His eyes wandered around the parlor and settled on the final-year class photo. Right behind Benji, there was Damien Battenbrawn, grinning like Satan himself.
“Shall I freshen the pot, Benji?”
It was Caesar who roared to life in Benji’s braincase. Caesar who had coolly surveyed the place and its potentially destructive implements. Caesar whose eye now lit upon one new thing: the cushion. An ornately embroidered pillow, pale blue satin on an ivory-colored background bearing the word: Graceland. The pain knifed through his skull again. “You been traveling, Mum? Wasting money on airplanes?”
She cleared her throat. “What? My Graceland cushion?”
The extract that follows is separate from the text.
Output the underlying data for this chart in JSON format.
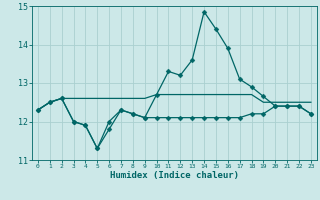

He picked it up and squeezed it with his fist. A grin widened on his face as he tightened the hold. “Lots of stuffing in this here … pillow,” he said, shaking it in her face.
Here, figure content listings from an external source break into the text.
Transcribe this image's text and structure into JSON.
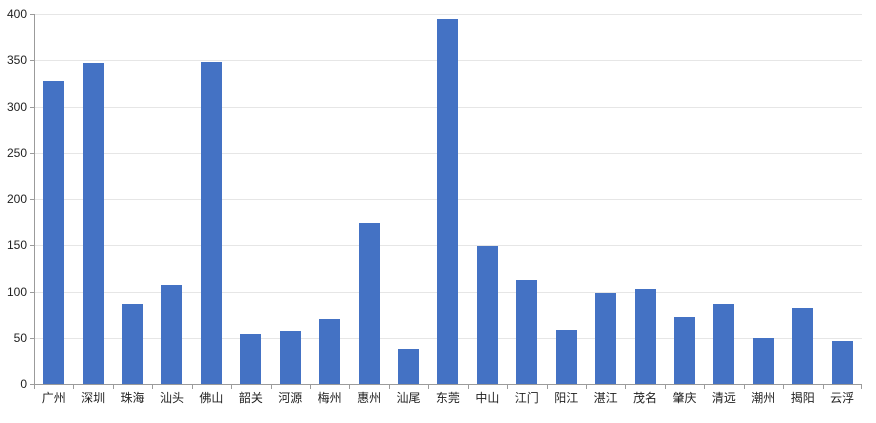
{
  "chart_data": {
    "type": "bar",
    "title": "",
    "xlabel": "",
    "ylabel": "",
    "categories": [
      "广州",
      "深圳",
      "珠海",
      "汕头",
      "佛山",
      "韶关",
      "河源",
      "梅州",
      "惠州",
      "汕尾",
      "东莞",
      "中山",
      "江门",
      "阳江",
      "湛江",
      "茂名",
      "肇庆",
      "清远",
      "潮州",
      "揭阳",
      "云浮"
    ],
    "values": [
      328,
      347,
      87,
      107,
      348,
      54,
      57,
      70,
      174,
      38,
      395,
      149,
      112,
      58,
      98,
      103,
      72,
      86,
      50,
      82,
      46
    ],
    "ylim": [
      0,
      400
    ],
    "ytick_step": 50,
    "ytick_labels": [
      "0",
      "50",
      "100",
      "150",
      "200",
      "250",
      "300",
      "350",
      "400"
    ],
    "grid": true,
    "legend": false,
    "colors": {
      "bar": "#4472C4",
      "gridline": "#E6E6E6",
      "axis": "#9B9B9B",
      "text": "#1F1F1F",
      "background": "#FFFFFF"
    }
  }
}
“Careful now; it’s silk.” Her voice jittered as she reared back. “Don’t wreck—I didn’t buy—for heaven’s sake! It’s a… a gift!”
Caesar, with the pillow firmly grasped in two meaty hands, advanced on his mother.
* * *
In a borrowed suit, Benjamin Caesar Smith attended his mother’s funeral. Powerful sedatives coursed in his veins, smoothing out his responses to the hundreds of trivial social interactions forced upon him, the grieving orphan. The church still rang with her favorite song, O Come Emanuel— this time sung so perfectly by the current boy-soprano in the local choir that it had made Benji’s heart ache. His face was wet with tears and his nose was full of the scent of delphiniums and lilac that lay over Florrie’s casket.
He had followed that casket, borne by six pall-bearers, down the center aisle of St. Albans. The townspeople craned to see the local hero again—and, yes, he was still the local hero despite his years away—because Florrie had never let his memory grow dim.
Benjamin rode in the vehicle beside the remains of Florence Octavia Smith. The shiny black hearse floated like a barge, with the driver a seasoned ferryman piloting the raft as they glided down the black river of highway.
Dozens of slow cars followed at a respectful distance. The other mourners talked among themselves. Benjamin was clearly devastated by grief, everyone agreed. Which was a pity; the boy shouldn’t blame himself. Florrie never wore the Medic Alert bracelet for her asthma and allergies, lest it drive away business.
Asthma was a sneaky killer—an attack could suffocate you when least expected—everyone knew that. Florrie should not have lived with so many dangers about, the neighbors said, not with all her asthmatic sensitivities: the pollen in her overgrown garden, the wood-smoke from the ancient fireplace, the dust and mold in the ramshackle cottage, but most recently the parade of long-haired animals she had recently taken up grooming. All known irritants to asthmatics.
The hearse entered Dunfield Cemetery. Soon the procession would reach the minuscule plot beside Winslow Smith’s grave. Benjamin had seen to all funeral arrangements; it was the least he could do—short of killing Caesar, which, in the long days that followed, he would contemplate.
But today belonged to Florence Octavia Smith. Nothing was too good for his darling Mum, he had promised her long ago. Here he was, riding with her in the big shiny black car. Here was the blanket of purply flowers, and here was the wee patch of land. Like his father, Benjamin was a man of his word.